The law drew two separate legal challenges last year -- one by the tech industry groups NetChoice and Computer & Communications Industry Association, and a second by a coalition including the group Students Engaged in Advancing Texas and the Austin-based agency Ampersand Group.
U.S. District Court Judge Robert Pitman in Austin blocked enforcement in response to those challenges, ruling that the law likely violates the First Amendment.
Texas Attorney General Ken Paxton recently asked the conservative 5th Circuit Court of Appeals to lift the block.
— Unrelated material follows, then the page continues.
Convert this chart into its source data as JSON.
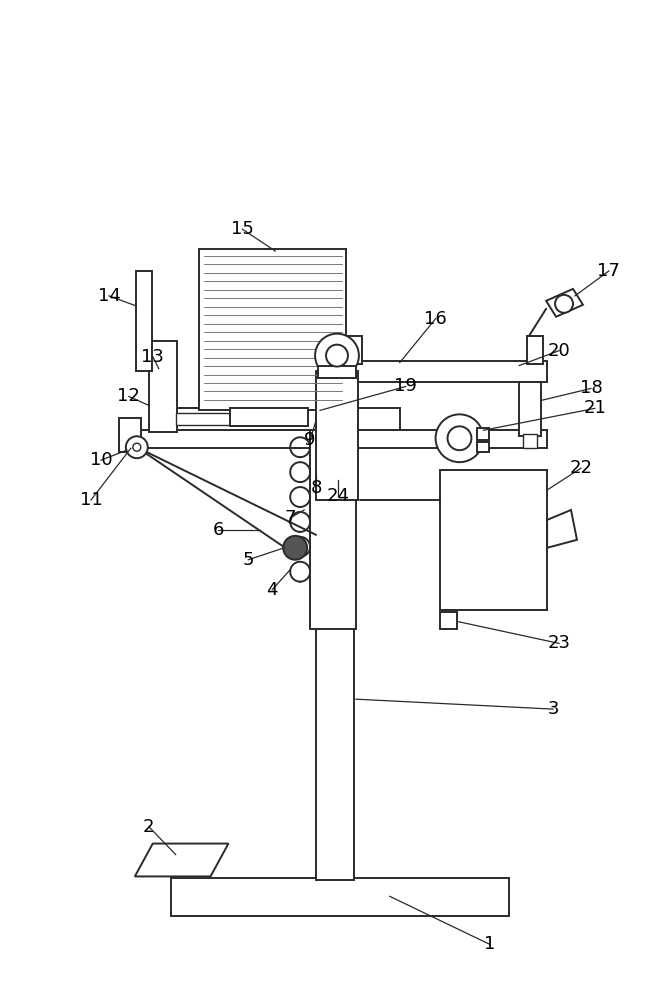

He argued in papers filed earlier this year that the public interest "favors child safety" over what he described as "speculative First Amendment concerns.”
The Chamber of Progress is urging the 5th Circuit to reject Paxton's appeal, arguing that allowing enforcement could transform platforms into "overzealous censors" that suppress discussions about social issues.
"Standards against 'grooming' could prevent discussion of dating strategies, romantic gift-giving, or how men can attract women," the group writes in its friend-of-the-court brief.
"Standards against 'eating disorders' could erase discussions about popular diets, workouts, and general wellness trends that some may view as unhealthy -- such as Mediterranean, Paleo, and carnivore diets, intermittent fasting, tips on exercises to build muscle, and products like protein powder, creatine, and colostrum -- preventing Texans from freely talking about their approaches to health and fitness," the organization adds.
The American Civil Liberties Union, Wikipedia, Student Press Law Center and others argue in a separate appeal that the law "restricts much more than just 'harmful' content online."
"Content that 'facilitates' or 'promotes' self-harm or substance abuse could reach anything that might cause a young person deep anguish, from reporting about school shootings, war, and teen suicide, to minors’ own personal updates about deaths in the family, rejection from a college, or a breakup," those groups write.
They add that attempting to regulate such speech would violate the First Amendment.